Дуня держала себя с мужем кротко и тихо – ни слова поперек. Встречала его ласково и сама управлялась по домашности. Поселились они в пустующем доме Зыряна, но не успели обзавестись хозяйством – Мамонта Петровича назначили командиром части особого назначения ОГПУ. И снова дорога, леса и горы, погоня за бандитами. На праздник Первое мая понаведался в Белую Елань, и вот тебе подарочек: Евдокия Елизаровна родила дочь. Этакую чернявую, волосатую, просто чудище.
Но Мамонт Петрович ничуть не перепугался.
– Красавица будет, погоди! Капля в каплю ты, – сказал жене.
Сама Дуня отворачивалась, глотая слезы.
– Назовем Анисьей. Мою покойную мать так звали. Как ты на это смотришь?
– Да хоть как назови! – махнула рукой Дуня.

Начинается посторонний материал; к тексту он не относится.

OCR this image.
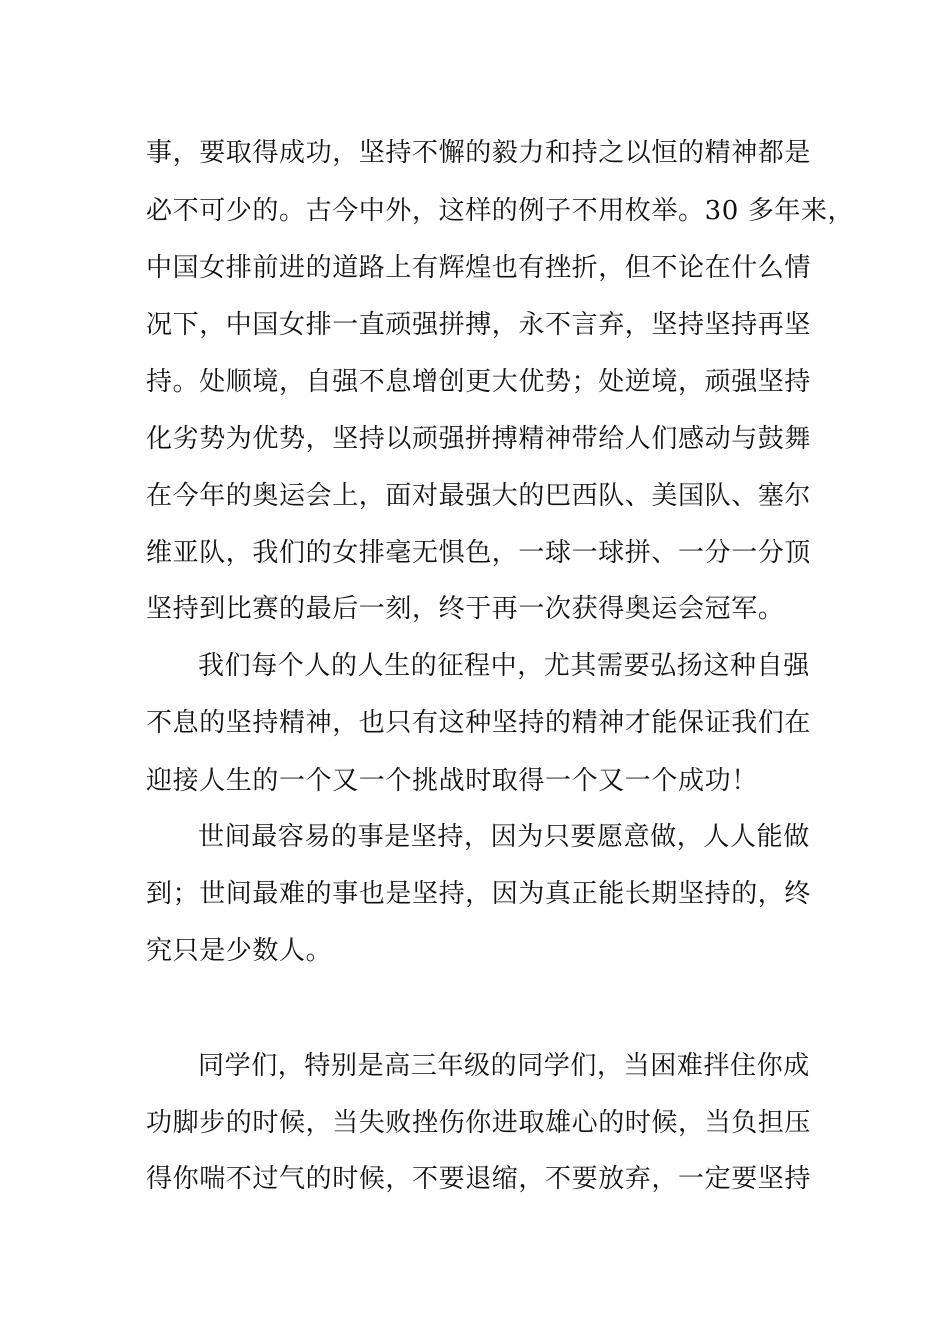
事，要取得成功，坚持不懈的毅力和持之以恒的精神都是
必不可少的。古今中外，这样的例子不用枚举。30 多年来，
中国女排前进的道路上有辉煌也有挫折，但不论在什么情
况下，中国女排一直顽强拼搏，永不言弃，坚持坚持再坚
持。处顺境，自强不息增创更大优势；处逆境，顽强坚持
化劣势为优势，坚持以顽强拼搏精神带给人们感动与鼓舞
在今年的奥运会上，面对最强大的巴西队、美国队、塞尔
维亚队，我们的女排毫无惧色，一球一球拼、一分一分顶
坚持到比赛的最后一刻，终于再一次获得奥运会冠军。
我们每个人的人生的征程中，尤其需要弘扬这种自强
不息的坚持精神，也只有这种坚持的精神才能保证我们在
迎接人生的一个又一个挑战时取得一个又一个成功！
世间最容易的事是坚持，因为只要愿意做，人人能做
到；世间最难的事也是坚持，因为真正能长期坚持的，终
究只是少数人。
同学们，特别是高三年级的同学们，当困难拌住你成
功脚步的时候，当失败挫伤你进取雄心的时候，当负担压
得你喘不过气的时候，不要退缩，不要放弃，一定要坚持
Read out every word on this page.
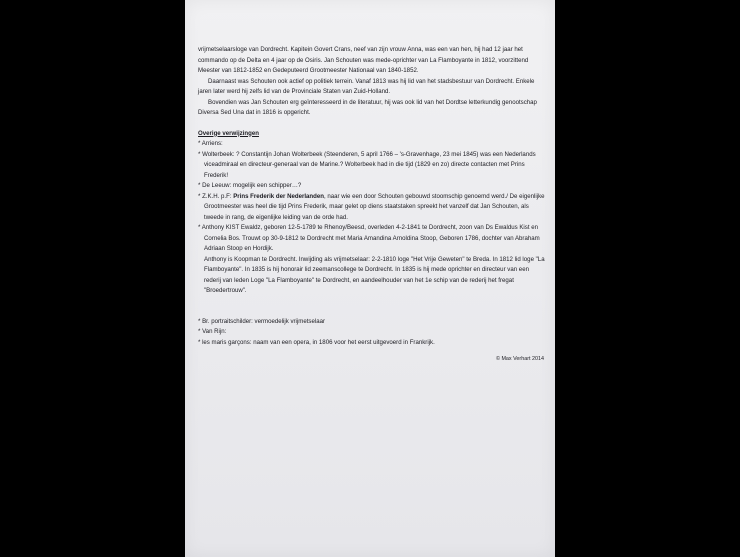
vrijmetselaarsloge van Dordrecht. Kapitein Govert Crans, neef van zijn vrouw Anna, was een van hen, hij had 12 jaar het commando op de Delta en 4 jaar op de Osiris. Jan Schouten was mede-oprichter van La Flamboyante in 1812, voorzittend Meester van 1812-1852 en Gedeputeerd Grootmeester Nationaal van 1840-1852.

Daarnaast was Schouten ook actief op politiek terrein. Vanaf 1813 was hij lid van het stadsbestuur van Dordrecht. Enkele jaren later werd hij zelfs lid van de Provinciale Staten van Zuid-Holland.

Bovendien was Jan Schouten erg geïnteresseerd in de literatuur, hij was ook lid van het Dordtse letterkundig genootschap Diversa Sed Una dat in 1816 is opgericht.

Overige verwijzingen

* Arriens:

* Wolterbeek: ? Constantijn Johan Wolterbeek (Steenderen, 5 april 1766 – 's-Gravenhage, 23 mei 1845) was een Nederlands viceadmiraal en directeur-generaal van de Marine.? Wolterbeek had in die tijd (1829 en zo) directe contacten met Prins Frederik!

* De Leeuw: mogelijk een schipper…?

* Z.K.H. p.F: Prins Frederik der Nederlanden, naar wie een door Schouten gebouwd stoomschip genoemd werd./ De eigenlijke Grootmeester was heel die tijd Prins Frederik, maar gelet op diens staatstaken spreekt het vanzelf dat Jan Schouten, als tweede in rang, de eigenlijke leiding van de orde had.

* Anthony KIST Ewaldz, geboren 12-5-1789 te Rhenoy/Beesd, overleden 4-2-1841 te Dordrecht, zoon van Ds Ewaldus Kist en Cornelia Bos. Trouwt op 30-9-1812 te Dordrecht met Maria Amandina Arnoldina Stoop, Geboren 1786, dochter van Abraham Adriaan Stoop en Hordijk.

Anthony is Koopman te Dordrecht. Inwijding als vrijmetselaar: 2-2-1810 loge "Het Vrije Geweten" te Breda. In 1812 lid loge "La Flamboyante". In 1835 is hij honorair lid zeemanscollege te Dordrecht. In 1835 is hij mede oprichter en directeur van een rederij van leden Loge "La Flamboyante" te Dordrecht, en aandeelhouder van het 1e schip van de rederij het fregat "Broedertrouw".

* Br. portraitschilder: vermoedelijk vrijmetselaar

* Van Rijn:

* les maris garçons: naam van een opera, in 1806 voor het eerst uitgevoerd in Frankrijk.

© Max Verhart 2014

В миру появилась еще одна живая душа с именем Анисьи Мамонтовны Головни…
Завязь третья
I
Год от году старел тополь…
Крутая, незнамая новина подпирала со всех сторон. То было время вопросов, недоумений, нарастающих тревог, когда на смену старым понятиям и установлениям приходило нечто новое, еще никем неизведанное, потому и непонятное.
То было время, когда советская власть, набирая силы, проникала за толстые бревенчатые стены деревенских изб, садилась в передний угол в застолье, вмешивалась в родственные узлы, перемалывая кондовые нравы и характеры, когда мужики на сходках шумели до вторых петухов, схватываясь за грудки.
То было время, когда советская власть шла своею трудной дорогой. Порою – глухолесьем, упорно прорубая просеку в будущее.
Не вдруг, не сразу мужик принимал новое. Были поиски. Иногда отчаянные, страшные!..
II
Филя не доверял власти – мало ли к чему призывает? Объявился некий нэп, и сельсоветчики из кожи лезли, чтоб Филимон Прокопьевич прикипел к земле, отказался бы от ямщины, чтоб хозяйство поднять и расширить посевную площадь. «Как бы не так! – сопел себе в бороду Филимон. – Рядом коммунию гарнизуют, а мужикам мозги туманят. Мороковать надо: что к чему? Ежли коммуны верх возьмут, стал быть, в два счета все хозяйства загребут в те коммуны, а к чему тогда хрип гнуть? Ужо гонять ямщину буду. Так сподобнее».
И – гонял. Как только схватывались реки, уезжал из Белой Елани в Красноярск будто и до весны не возвращался. Меланья догадывалась: у Харитиньюшки живет, пороз, – а суперечить не могла. Кабы жив был Прокопий Веденеевич, тогда бы мякинной утробе прижали хвост. Сколь раз Меланья кляла себя за то, что отдала мужу два туеса с золотом. Правда, отполовинила в туесах, но все-таки отдала же! А он, Филимон, и к Демке душой не прильнул, и от самой Меланьи отвернулся.
– Чаво тебе? Мое дело ямщина, а твое хозяйство. С выродком и с девчонками справишься, гли.
– Да вить кругом мужики хозяйство поднимают, богатеют, а ты все едино прохлаждаешься в извозе!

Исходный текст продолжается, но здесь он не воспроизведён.